Ketua Komisi II DPRD Kabupaten Sekadau, Yodi Setiawan (kanan atas) dan Anggota Komisi II, Liri Muri (kiri atas) serta Anggota Komisi II lainnya, Ari Kurniawan Wiro dan Bambang Setiawan (kiri bawah) saat audiensi dengan Petani Plasma PT. KBP dan pihak manajemen PT. KSP Agro. 
Sekadau Kalbar - Menyikapi harga Tandan Buah Segar (TBS), Komisi 2 DPRD Kabupaten Sekadau minta kepada pihak Pabrik Kelapa Sawit (PKS) agar mematuhi aturan yang ada sesuai dengan rujukan harga Dinas Perkebunan (Disbun) yang telah ditetapkan. Hal ini dikatakan Ketua Komisi II DPRD Kabupaten Sekadau, Yodi Setiawan didampingi Anggota Komisi II lainnya, Liri Muri, usai melakukan Audensi bersama Petani Plasma PT. KBP dan pihak manajemen PT. KSP Agro. Selasa (17/5/2022).
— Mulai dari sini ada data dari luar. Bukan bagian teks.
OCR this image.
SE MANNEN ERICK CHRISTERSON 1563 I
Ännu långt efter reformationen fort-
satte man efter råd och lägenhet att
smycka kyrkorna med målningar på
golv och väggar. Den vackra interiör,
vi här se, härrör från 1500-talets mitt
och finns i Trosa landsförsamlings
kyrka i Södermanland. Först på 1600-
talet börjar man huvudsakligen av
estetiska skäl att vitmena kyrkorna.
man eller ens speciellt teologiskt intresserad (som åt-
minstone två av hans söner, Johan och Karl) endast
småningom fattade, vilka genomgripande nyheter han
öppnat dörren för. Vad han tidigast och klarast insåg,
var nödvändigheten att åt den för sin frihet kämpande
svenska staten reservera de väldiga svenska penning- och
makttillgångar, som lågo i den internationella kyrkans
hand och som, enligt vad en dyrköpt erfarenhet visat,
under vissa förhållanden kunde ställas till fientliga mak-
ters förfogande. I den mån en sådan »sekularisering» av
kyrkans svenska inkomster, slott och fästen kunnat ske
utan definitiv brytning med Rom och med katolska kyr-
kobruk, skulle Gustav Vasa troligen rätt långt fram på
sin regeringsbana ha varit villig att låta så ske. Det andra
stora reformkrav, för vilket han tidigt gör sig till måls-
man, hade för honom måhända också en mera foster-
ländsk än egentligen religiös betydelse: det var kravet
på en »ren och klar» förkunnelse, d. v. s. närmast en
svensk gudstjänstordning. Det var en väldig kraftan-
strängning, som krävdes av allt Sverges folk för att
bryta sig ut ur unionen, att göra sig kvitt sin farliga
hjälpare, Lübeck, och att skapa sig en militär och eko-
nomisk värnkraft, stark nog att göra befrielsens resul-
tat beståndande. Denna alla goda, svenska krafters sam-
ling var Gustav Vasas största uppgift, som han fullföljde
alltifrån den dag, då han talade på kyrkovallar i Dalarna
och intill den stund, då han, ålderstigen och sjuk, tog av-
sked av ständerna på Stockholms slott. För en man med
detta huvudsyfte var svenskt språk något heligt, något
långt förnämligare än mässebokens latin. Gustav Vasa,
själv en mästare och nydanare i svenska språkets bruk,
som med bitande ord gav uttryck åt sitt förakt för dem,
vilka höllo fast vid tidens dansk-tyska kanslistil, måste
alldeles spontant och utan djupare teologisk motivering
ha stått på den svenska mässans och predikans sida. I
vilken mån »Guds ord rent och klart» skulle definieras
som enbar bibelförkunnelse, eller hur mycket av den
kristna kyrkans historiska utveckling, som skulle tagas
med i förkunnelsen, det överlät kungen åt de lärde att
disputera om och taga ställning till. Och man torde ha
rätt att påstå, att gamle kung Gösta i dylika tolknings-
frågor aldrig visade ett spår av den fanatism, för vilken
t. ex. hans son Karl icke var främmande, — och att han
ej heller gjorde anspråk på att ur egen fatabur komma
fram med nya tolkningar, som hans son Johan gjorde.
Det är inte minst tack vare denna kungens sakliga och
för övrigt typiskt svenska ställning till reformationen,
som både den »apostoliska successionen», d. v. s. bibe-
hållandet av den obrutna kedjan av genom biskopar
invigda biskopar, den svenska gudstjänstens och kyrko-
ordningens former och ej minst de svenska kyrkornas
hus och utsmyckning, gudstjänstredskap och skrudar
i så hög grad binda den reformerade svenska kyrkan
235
Kepada Borneopost.id, Yodi Setiawan mengatakan bahwa Komisi II DPRD Kabupaten Sekadau meminta kepada pihak PKS agar mematuhi aturan yang ada dengan rujukan harga Disbun yang ditetapkan perhari ini sesuai dengan tahun tanam.
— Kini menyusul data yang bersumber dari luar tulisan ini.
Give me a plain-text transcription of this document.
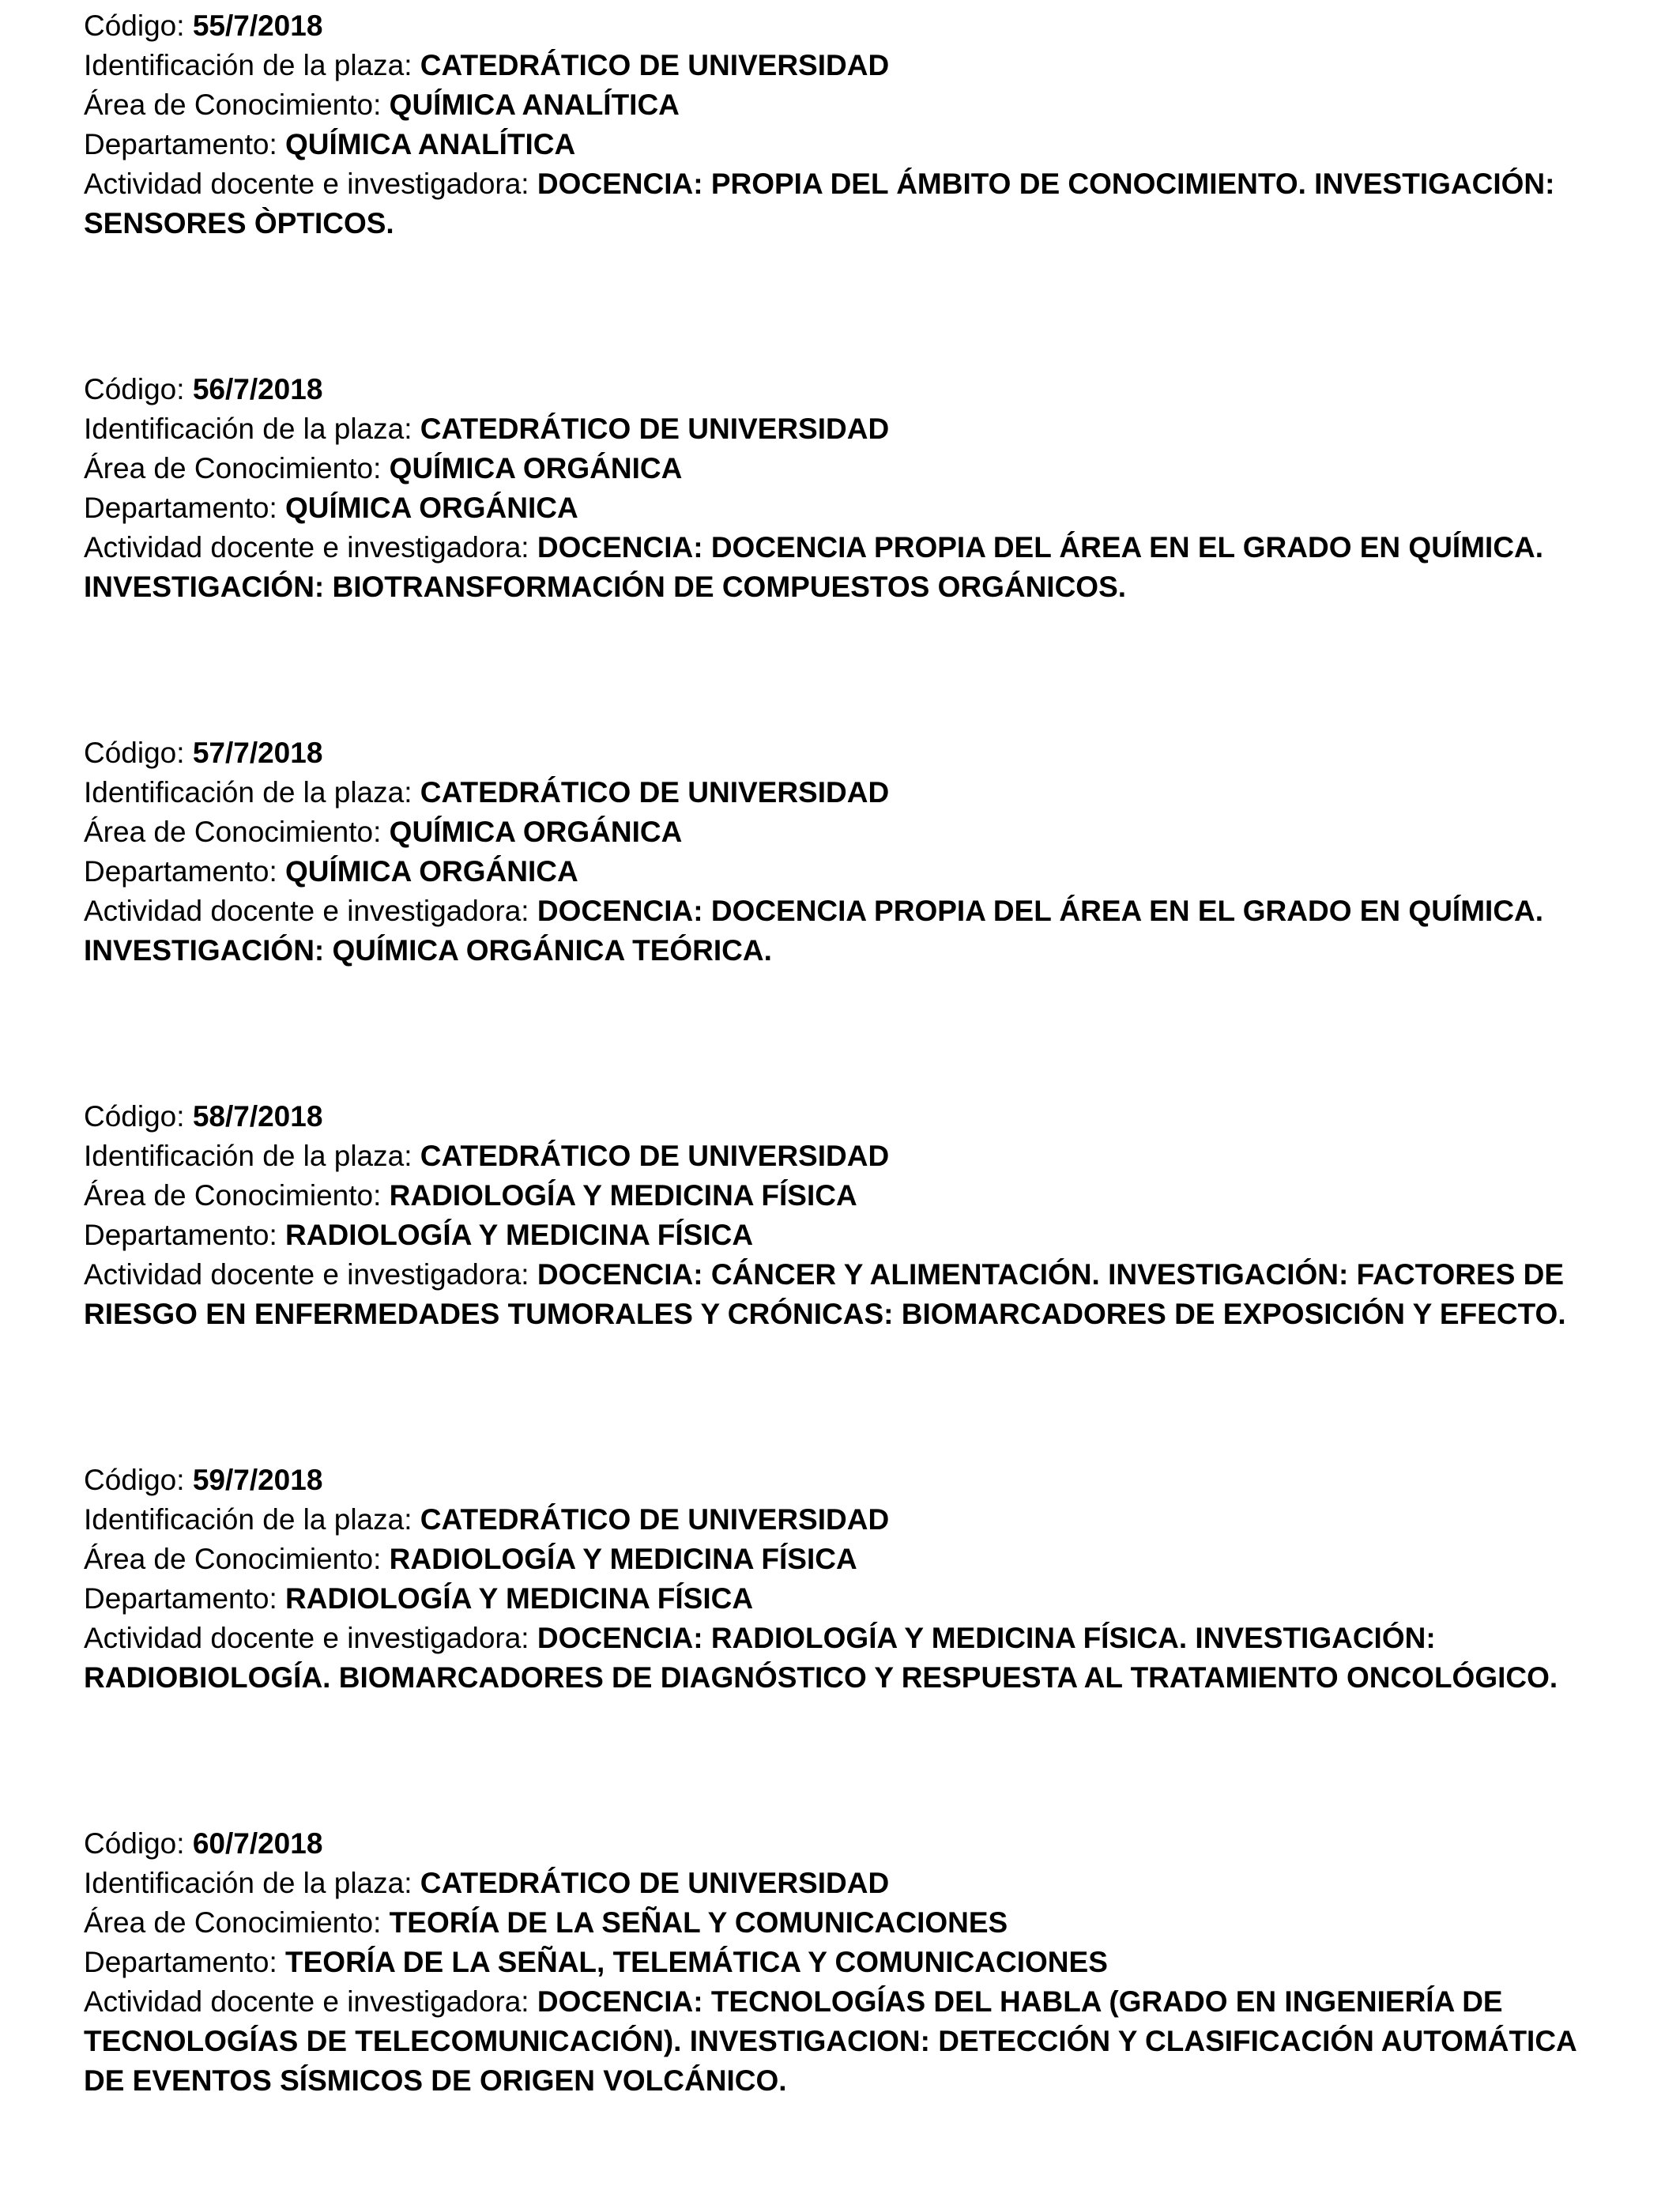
Código: 55/7/2018

Identificación de la plaza: CATEDRÁTICO DE UNIVERSIDAD

Área de Conocimiento: QUÍMICA ANALÍTICA

Departamento: QUÍMICA ANALÍTICA

Actividad docente e investigadora: DOCENCIA: PROPIA DEL ÁMBITO DE CONOCIMIENTO. INVESTIGACIÓN: SENSORES ÒPTICOS.

Código: 56/7/2018

Identificación de la plaza: CATEDRÁTICO DE UNIVERSIDAD

Área de Conocimiento: QUÍMICA ORGÁNICA

Departamento: QUÍMICA ORGÁNICA

Actividad docente e investigadora: DOCENCIA: DOCENCIA PROPIA DEL ÁREA EN EL GRADO EN QUÍMICA. INVESTIGACIÓN: BIOTRANSFORMACIÓN DE COMPUESTOS ORGÁNICOS.

Código: 57/7/2018

Identificación de la plaza: CATEDRÁTICO DE UNIVERSIDAD

Área de Conocimiento: QUÍMICA ORGÁNICA

Departamento: QUÍMICA ORGÁNICA

Actividad docente e investigadora: DOCENCIA: DOCENCIA PROPIA DEL ÁREA EN EL GRADO EN QUÍMICA. INVESTIGACIÓN: QUÍMICA ORGÁNICA TEÓRICA.

Código: 58/7/2018

Identificación de la plaza: CATEDRÁTICO DE UNIVERSIDAD

Área de Conocimiento: RADIOLOGÍA Y MEDICINA FÍSICA

Departamento: RADIOLOGÍA Y MEDICINA FÍSICA

Actividad docente e investigadora: DOCENCIA: CÁNCER Y ALIMENTACIÓN. INVESTIGACIÓN: FACTORES DE RIESGO EN ENFERMEDADES TUMORALES Y CRÓNICAS: BIOMARCADORES DE EXPOSICIÓN Y EFECTO.

Código: 59/7/2018

Identificación de la plaza: CATEDRÁTICO DE UNIVERSIDAD

Área de Conocimiento: RADIOLOGÍA Y MEDICINA FÍSICA

Departamento: RADIOLOGÍA Y MEDICINA FÍSICA

Actividad docente e investigadora: DOCENCIA: RADIOLOGÍA Y MEDICINA FÍSICA. INVESTIGACIÓN: RADIOBIOLOGÍA. BIOMARCADORES DE DIAGNÓSTICO Y RESPUESTA AL TRATAMIENTO ONCOLÓGICO.

Código: 60/7/2018

Identificación de la plaza: CATEDRÁTICO DE UNIVERSIDAD

Área de Conocimiento: TEORÍA DE LA SEÑAL Y COMUNICACIONES

Departamento: TEORÍA DE LA SEÑAL, TELEMÁTICA Y COMUNICACIONES

Actividad docente e investigadora: DOCENCIA: TECNOLOGÍAS DEL HABLA (GRADO EN INGENIERÍA DE TECNOLOGÍAS DE TELECOMUNICACIÓN). INVESTIGACION: DETECCIÓN Y CLASIFICACIÓN AUTOMÁTICA DE EVENTOS SÍSMICOS DE ORIGEN VOLCÁNICO.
"Diharapkan untuk semua PKS agar mematuhi aturan yang ada karena harga TBS ini telah ditetapkan Pemerintah perhari ini dan kami minta agar patuh sepatuh-patuhnya supaya tidak ada gejolak dan tidak saling merugikan," harapnya

"Kami juga meminta agar ada tindak lanjut dari Pemerintah untuk memberi surat edaran kepada seluruh PKS yang ada di wilayah Kabupaten Sekadau dan Pemerintah juga harus melihat perkembangan dari hari kehari terkait harga TBS yang ada serta nanti dinas terkait yang akan mengawasi hal tersebut supaya PKS merasa terawasi terkait masalah harga TBS," tambahnya

Liri Muri, dari Fraksi Partai Hanura yang juga anggota Komisi II DPRD Sekadau juga mengatakan, solusi untuk menyelesaikan polemik harga TBS adalah dengan menaati aturan yang ada dan pihak kebun dan masyarakat saling menghargai terkait aturan tersebut.
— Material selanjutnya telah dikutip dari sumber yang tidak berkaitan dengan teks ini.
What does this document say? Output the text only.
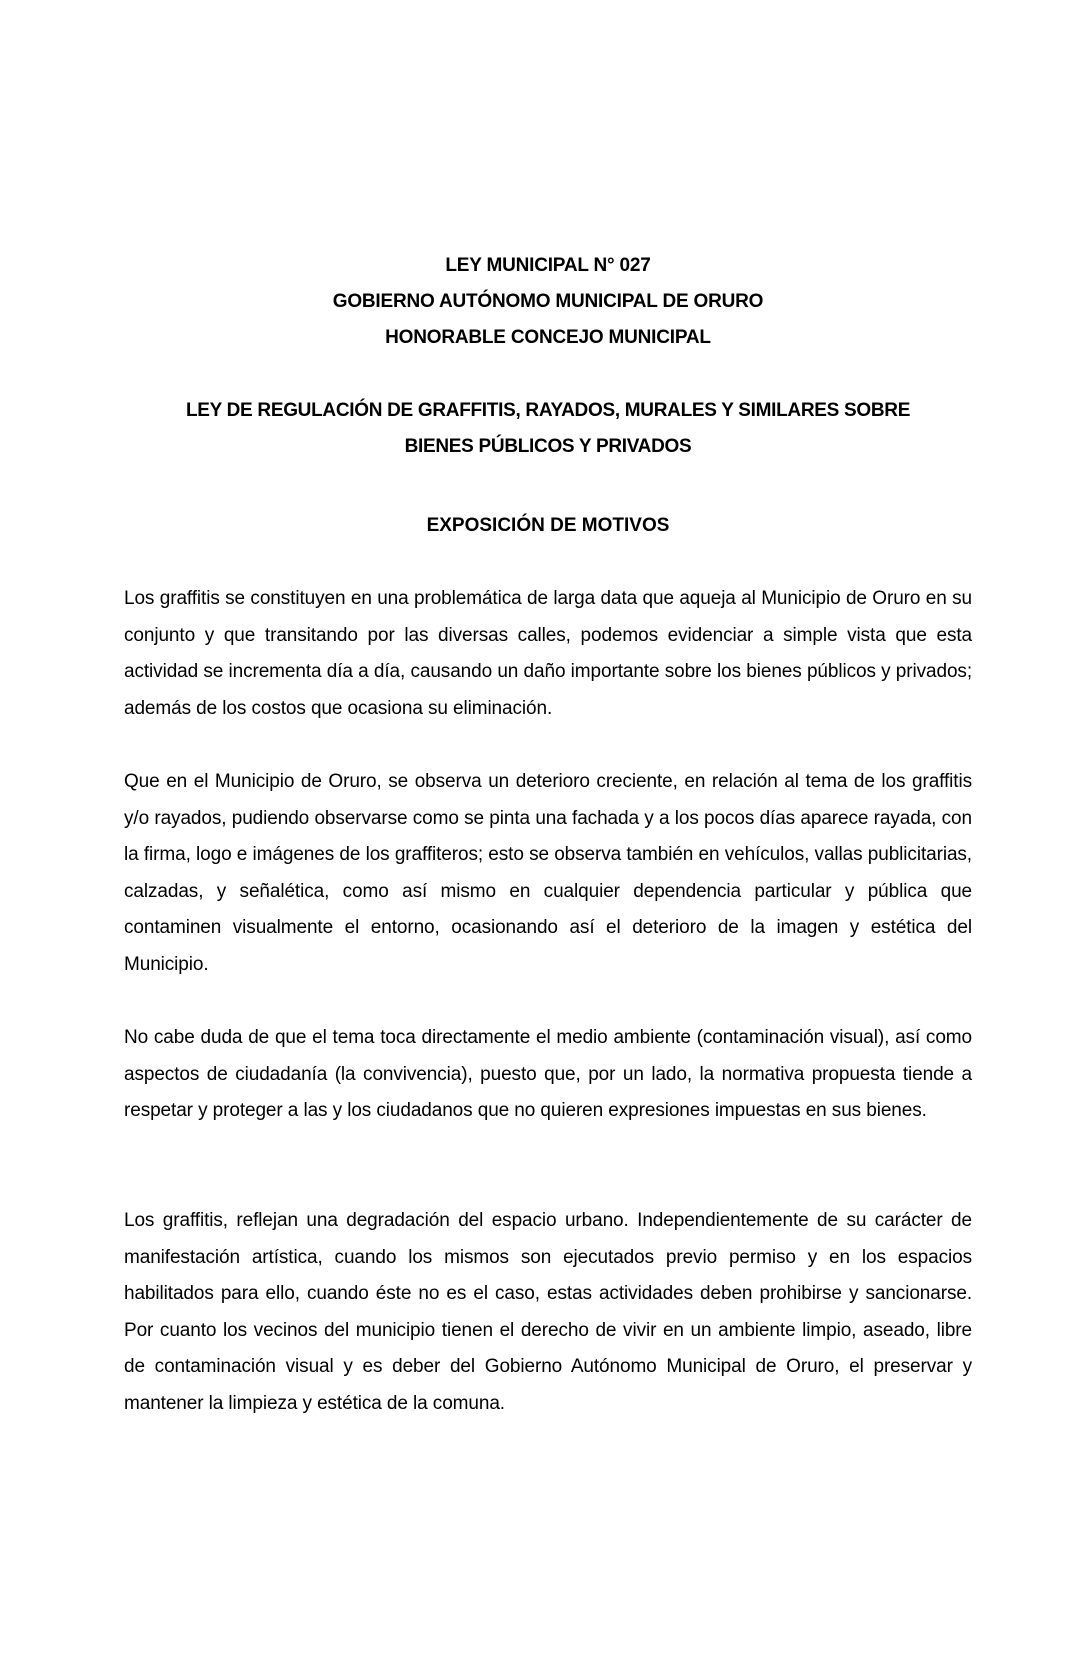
LEY MUNICIPAL N° 027
GOBIERNO AUTÓNOMO MUNICIPAL DE ORURO
HONORABLE CONCEJO MUNICIPAL
LEY DE REGULACIÓN DE GRAFFITIS, RAYADOS, MURALES Y SIMILARES SOBRE
BIENES PÚBLICOS Y PRIVADOS
EXPOSICIÓN DE MOTIVOS

Los graffitis se constituyen en una problemática de larga data que aqueja al Municipio de Oruro en su conjunto y que transitando por las diversas calles, podemos evidenciar a simple vista que esta actividad se incrementa día a día, causando un daño importante sobre los bienes públicos y privados; además de los costos que ocasiona su eliminación.

Que en el Municipio de Oruro, se observa un deterioro creciente, en relación al tema de los graffitis y/o rayados, pudiendo observarse como se pinta una fachada y a los pocos días aparece rayada, con la firma, logo e imágenes de los graffiteros; esto se observa también en vehículos, vallas publicitarias, calzadas, y señalética, como así mismo en cualquier dependencia particular y pública que contaminen visualmente el entorno, ocasionando así el deterioro de la imagen y estética del Municipio.

No cabe duda de que el tema toca directamente el medio ambiente (contaminación visual), así como aspectos de ciudadanía (la convivencia), puesto que, por un lado, la normativa propuesta tiende a respetar y proteger a las y los ciudadanos que no quieren expresiones impuestas en sus bienes.

Los graffitis, reflejan una degradación del espacio urbano. Independientemente de su carácter de manifestación artística, cuando los mismos son ejecutados previo permiso y en los espacios habilitados para ello, cuando éste no es el caso, estas actividades deben prohibirse y sancionarse. Por cuanto los vecinos del municipio tienen el derecho de vivir en un ambiente limpio, aseado, libre de contaminación visual y es deber del Gobierno Autónomo Municipal de Oruro, el preservar y mantener la limpieza y estética de la comuna.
"Karena ada harga yang ditetapkan oleh Disbun Provinsi, tinggal taati aturan itu saja, masalahnya selesai," tegas Liri Muri

"Patuhi saja harga Disbun sesuai tahun tanam agar tidak ada masalah lagi, masyarakat merasa berkeadilan dan investor juga bisa mengembangkan bisnisnya semaksimal mungkin serta hal ini juga bisa membantu Pemerintah Daerah dalam hal membangun," pungkasnya.

Sebelumnya, dilakukan Audiensi antara petani Plasma PT. Kalimantan Bina Permai (KBP) dengan pihak manajemen PT. Kalimantan Sanggar Pusaka (KSP Agro) juga dihadiri dinas terkait yakni Dinas Ketahanan Pangan, Pertanian dan Perikanan (DKP3), Ketua DPRD Sekadau, Radius Effendy, Ketua Komisi II, Yodi Setiawan dan Anggota Komisi II lainnya, Liri Muri, Ari Kurniawan Wiro dan Bambang Setiawan. Audiensi tersebut terkait harga TBS di PKS PT. KBP, di Belitang Hulu. (Novi).